As comemorações do centenário do Nascimento de Bernard Shaw foram motivo para que Jay Larner e Frederick Loewe realizarem uma das mais memoráveis comédias musicais: "My Fair Lady", adaptação de "Pigmalião", em palco no Mark Hellinger Thether, oito vezes por semana entre 1956 e 1962.

Em 1964 a Warner Brothers levaria a efeito o filme baseado nesta opereta graciosa sobre um professor de fonética que transforma uma florista comum, que se expressa no calão londrino (cockney), numa delicada e bem falante dama da alta sociedade. Mantendo Rex Harrison (o admirável Higgins no palco), mas preterindo a então descoberta Julie Andrews por Audrey Hepburn, no auge da sua carreira, para uma frágil Elisa Doolittle. Warner fez uma escolha acertada. Hepburn foi brilhante, mas dobrada nas canções por Mari Nixo, uma vez que não sabia cantar. Os figurinos de Cecil Benton, de supremo efeito em palco foram recriados e acrescidos, o que, aliado a uma sensível coreografia e à música de Loewe, agradável ao ouvido e dirigida no filme por André Previn, transformaram este sucesso de Shaw num êxito permanente, graças à hábil batuta do veterano cineasta George Cukor, para quem o teatro e o cinema não tinham segredos e que orientou com notável bom gosto este grande espectáculo.

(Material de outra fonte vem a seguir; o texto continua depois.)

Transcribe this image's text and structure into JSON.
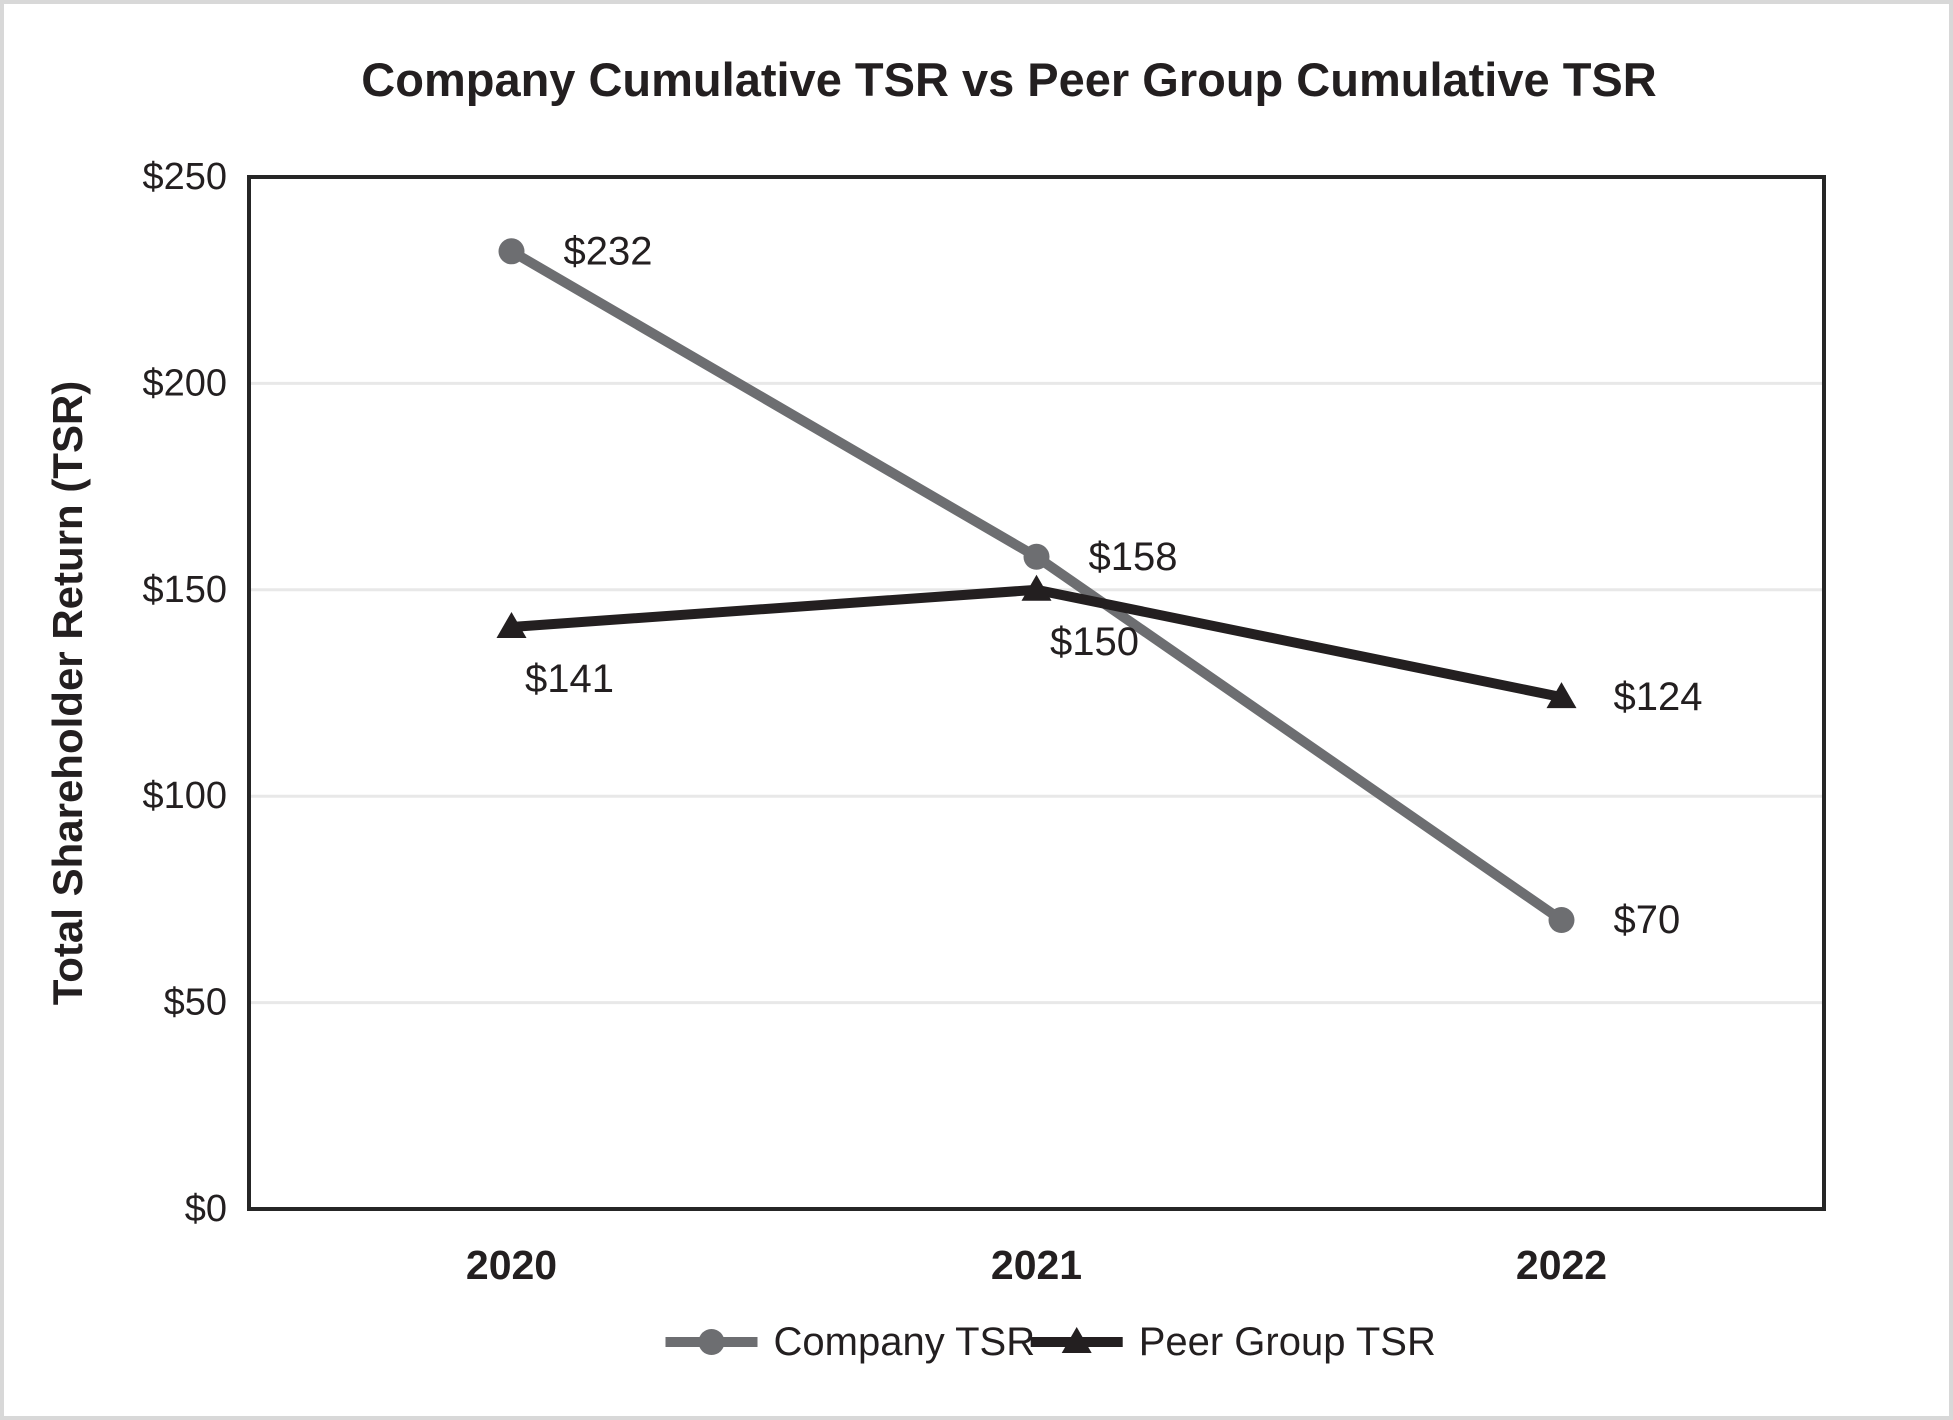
{
  "page": {
    "background_color": "#ffffff",
    "frame_border_color": "#d8d8d8"
  },
  "colors": {
    "company_series": "#6d6e71",
    "peer_series": "#231f20",
    "gridline": "#e8e8e8",
    "plot_border": "#262626",
    "text": "#231f20"
  },
  "chart_data": {
    "type": "line",
    "title": "Company Cumulative TSR vs Peer Group Cumulative TSR",
    "xlabel": "",
    "ylabel": "Total Shareholder Return (TSR)",
    "categories": [
      "2020",
      "2021",
      "2022"
    ],
    "series": [
      {
        "name": "Company TSR",
        "values": [
          232,
          158,
          70
        ],
        "value_labels": [
          "$232",
          "$158",
          "$70"
        ],
        "label_placements": [
          "right",
          "right",
          "right"
        ],
        "color": "#6d6e71",
        "marker": "circle"
      },
      {
        "name": "Peer Group TSR",
        "values": [
          141,
          150,
          124
        ],
        "value_labels": [
          "$141",
          "$150",
          "$124"
        ],
        "label_placements": [
          "below",
          "below",
          "right"
        ],
        "color": "#231f20",
        "marker": "triangle"
      }
    ],
    "ylim": [
      0,
      250
    ],
    "ytick_step": 50,
    "ytick_labels": [
      "$0",
      "$50",
      "$100",
      "$150",
      "$200",
      "$250"
    ],
    "grid": true,
    "legend_position": "bottom",
    "legend_entries": [
      "Company TSR",
      "Peer Group TSR"
    ]
  }
}
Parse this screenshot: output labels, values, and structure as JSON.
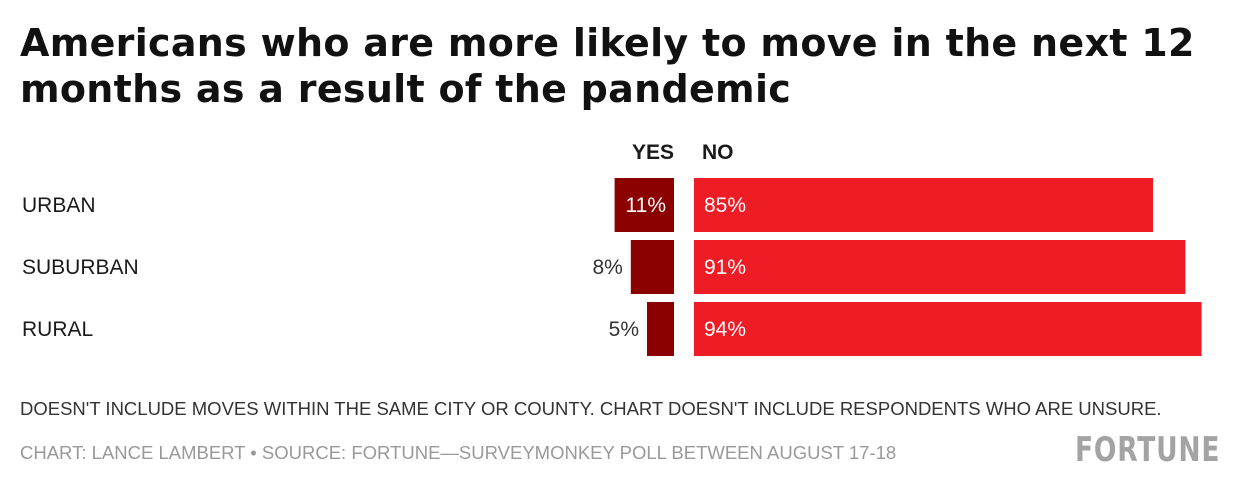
{
  "title": "Americans who are more likely to move in the next 12 months as a result of the pandemic",
  "note": "DOESN'T INCLUDE MOVES WITHIN THE SAME CITY OR COUNTY. CHART DOESN'T INCLUDE RESPONDENTS WHO ARE UNSURE.",
  "source": "CHART: LANCE LAMBERT • SOURCE: FORTUNE—SURVEYMONKEY POLL BETWEEN AUGUST 17-18",
  "logo": "FORTUNE",
  "colors": {
    "yes": "#8b0000",
    "no": "#ee1c25"
  },
  "chart_data": {
    "type": "bar",
    "orientation": "horizontal",
    "categories": [
      "URBAN",
      "SUBURBAN",
      "RURAL"
    ],
    "series": [
      {
        "name": "YES",
        "values": [
          11,
          8,
          5
        ],
        "labels": [
          "11%",
          "8%",
          "5%"
        ]
      },
      {
        "name": "NO",
        "values": [
          85,
          91,
          94
        ],
        "labels": [
          "85%",
          "91%",
          "94%"
        ]
      }
    ],
    "unit": "%",
    "xlim": [
      0,
      100
    ],
    "grid": false
  }
}
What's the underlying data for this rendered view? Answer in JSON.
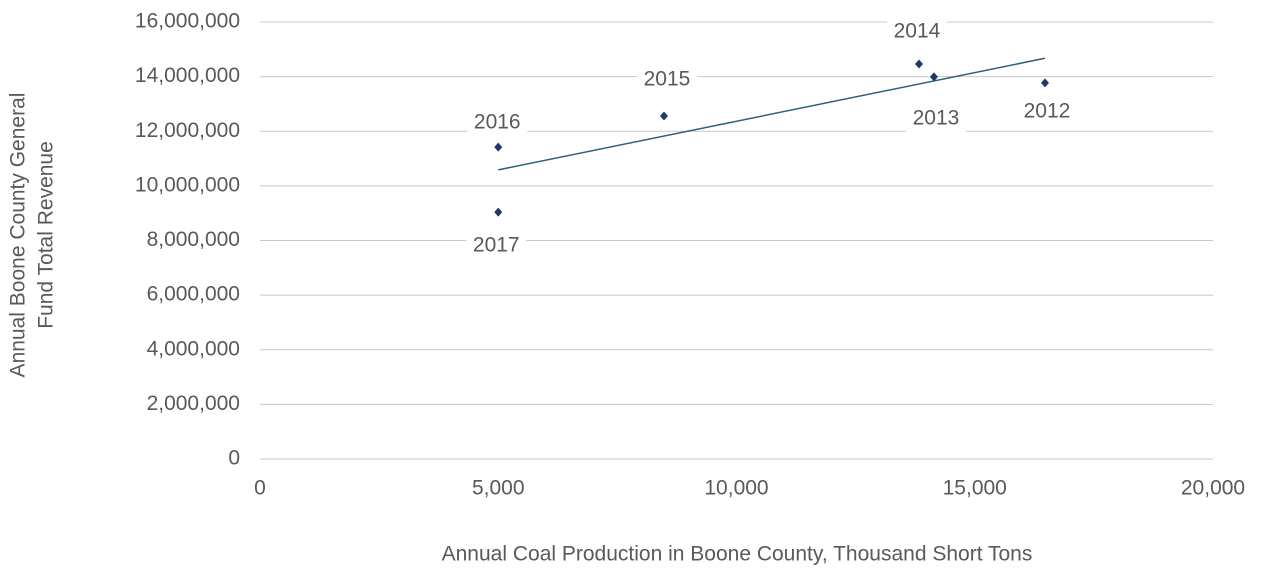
{
  "chart_data": {
    "type": "scatter",
    "xlabel": "Annual Coal Production in Boone County, Thousand Short Tons",
    "ylabel": [
      "Annual Boone County General",
      "Fund Total Revenue"
    ],
    "labels": [
      "2012",
      "2013",
      "2014",
      "2015",
      "2016",
      "2017"
    ],
    "x": [
      16474,
      14144,
      13830,
      8478,
      5000,
      5000
    ],
    "y": [
      13770000,
      13990000,
      14460000,
      12560000,
      11420000,
      9040000
    ],
    "color": "#1f3864",
    "trendline": "linear",
    "trendline_color": "#2e6079",
    "grid": true,
    "xlim": [
      0,
      20000
    ],
    "xticks": [
      0,
      {
        "value": 5000,
        "label": "5,000"
      },
      {
        "value": 10000,
        "label": "10,000"
      },
      {
        "value": 15000,
        "label": "15,000"
      },
      {
        "value": 20000,
        "label": "20,000"
      }
    ],
    "ylim": [
      0,
      16000000
    ],
    "yticks": [
      0,
      {
        "value": 2000000,
        "label": "2,000,000"
      },
      {
        "value": 4000000,
        "label": "4,000,000"
      },
      {
        "value": 6000000,
        "label": "6,000,000"
      },
      {
        "value": 8000000,
        "label": "8,000,000"
      },
      {
        "value": 10000000,
        "label": "10,000,000"
      },
      {
        "value": 12000000,
        "label": "12,000,000"
      },
      {
        "value": 14000000,
        "label": "14,000,000"
      },
      {
        "value": 16000000,
        "label": "16,000,000"
      }
    ]
  }
}
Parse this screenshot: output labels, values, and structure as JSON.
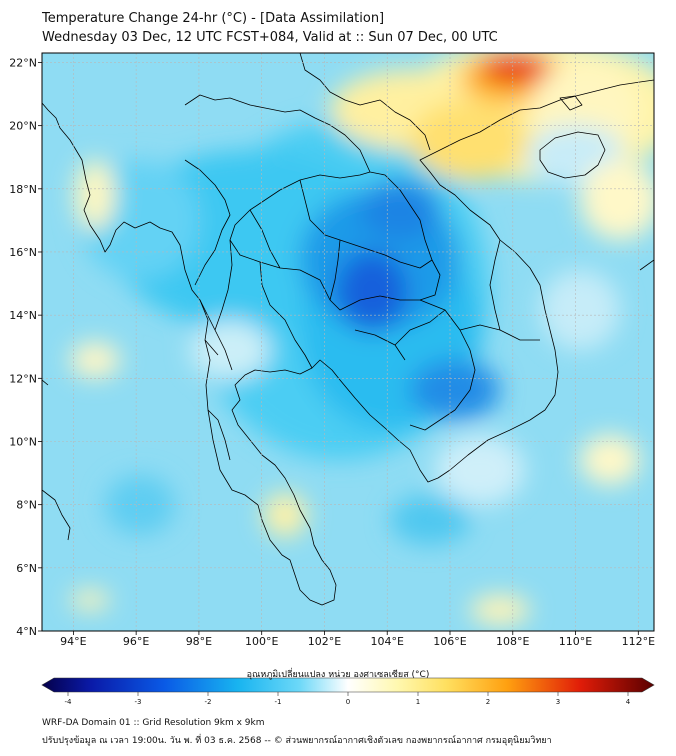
{
  "header": {
    "title": "Temperature Change 24-hr (°C) - [Data Assimilation]",
    "subtitle": "Wednesday 03 Dec, 12 UTC FCST+084, Valid at :: Sun 07 Dec, 00 UTC"
  },
  "map": {
    "lat_labels": [
      "22°N",
      "20°N",
      "18°N",
      "16°N",
      "14°N",
      "12°N",
      "10°N",
      "8°N",
      "6°N",
      "4°N"
    ],
    "lon_labels": [
      "94°E",
      "96°E",
      "98°E",
      "100°E",
      "102°E",
      "104°E",
      "106°E",
      "108°E",
      "110°E",
      "112°E"
    ],
    "lat_range": [
      4,
      22.3
    ],
    "lon_range": [
      93,
      112.5
    ]
  },
  "colorbar": {
    "label": "อุณหภูมิเปลี่ยนแปลง หน่วย องศาเซลเซียส (°C)",
    "ticks": [
      "-4",
      "-3",
      "-2",
      "-1",
      "0",
      "1",
      "2",
      "3",
      "4"
    ],
    "min": -4,
    "max": 4
  },
  "footer": {
    "line1": "WRF-DA Domain 01 :: Grid Resolution 9km x 9km",
    "line2": "ปรับปรุงข้อมูล ณ เวลา 19:00น. วัน พ. ที่ 03 ธ.ค. 2568 -- © ส่วนพยากรณ์อากาศเชิงตัวเลข กองพยากรณ์อากาศ กรมอุตุนิยมวิทยา"
  },
  "colors": {
    "ocean_base": "#8fdcf3",
    "land_cold": "#28c4f0",
    "deep_cold": "#1358d8",
    "warm_yellow": "#fff3a0",
    "warm_orange": "#ffb018",
    "hot_red": "#e01808",
    "coast": "#000000",
    "grid": "#b8b8b8"
  }
}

A peça de Shaw conheceu entretanto outras adaptações para cinema e televisão, de que destacamos a produção brasileira realizada em 1970 por Régis Cardoso, haverá quem se lembre da sua telenovela "O Bem Amado", "Pigmalião 70", transportando-a então para o ambiente do Brasil.

Em Portugal o teatro não ficou indiferente a Bernard Shaw nem ao seu "Pigmalião". Nos idos anos 40 a peça foi representada no Teatro da Trindade pelos Comediantes de Lisboa, contando no elenco com a "nossa" Maria Lalande, Assis Pacheco, António Silva e João Villaret, entre outros.

Em cena no Politeama esteve a produção de Filipe La Féria "Minha Linda Senhora", uma versão portuguesa de "My Fair Lady", de Lerner/Loewe. Um assinalável êxito, que conta com as interpretações de Anabela, Carlos Quintas, Lurdes Norberto e Miguel Dias, para referir apenas estes. Uma produção que, tal como a original, vale pelos belíssimos e inesquecíveis temas musicais.

De "Pigmaliões" sabe o cinema. De muitos. A começar por Cukor e Katherine Hepburn. Não casou com ela, sabe-se. Mas fez dela uma soberba actriz. Basta lembrar que debaixo da sua direção a actriz participou em oito filmes. E, para acabar, que seria de Marlene Dietrich sem o seu "Pigmalião", Joseph Von Stenberg?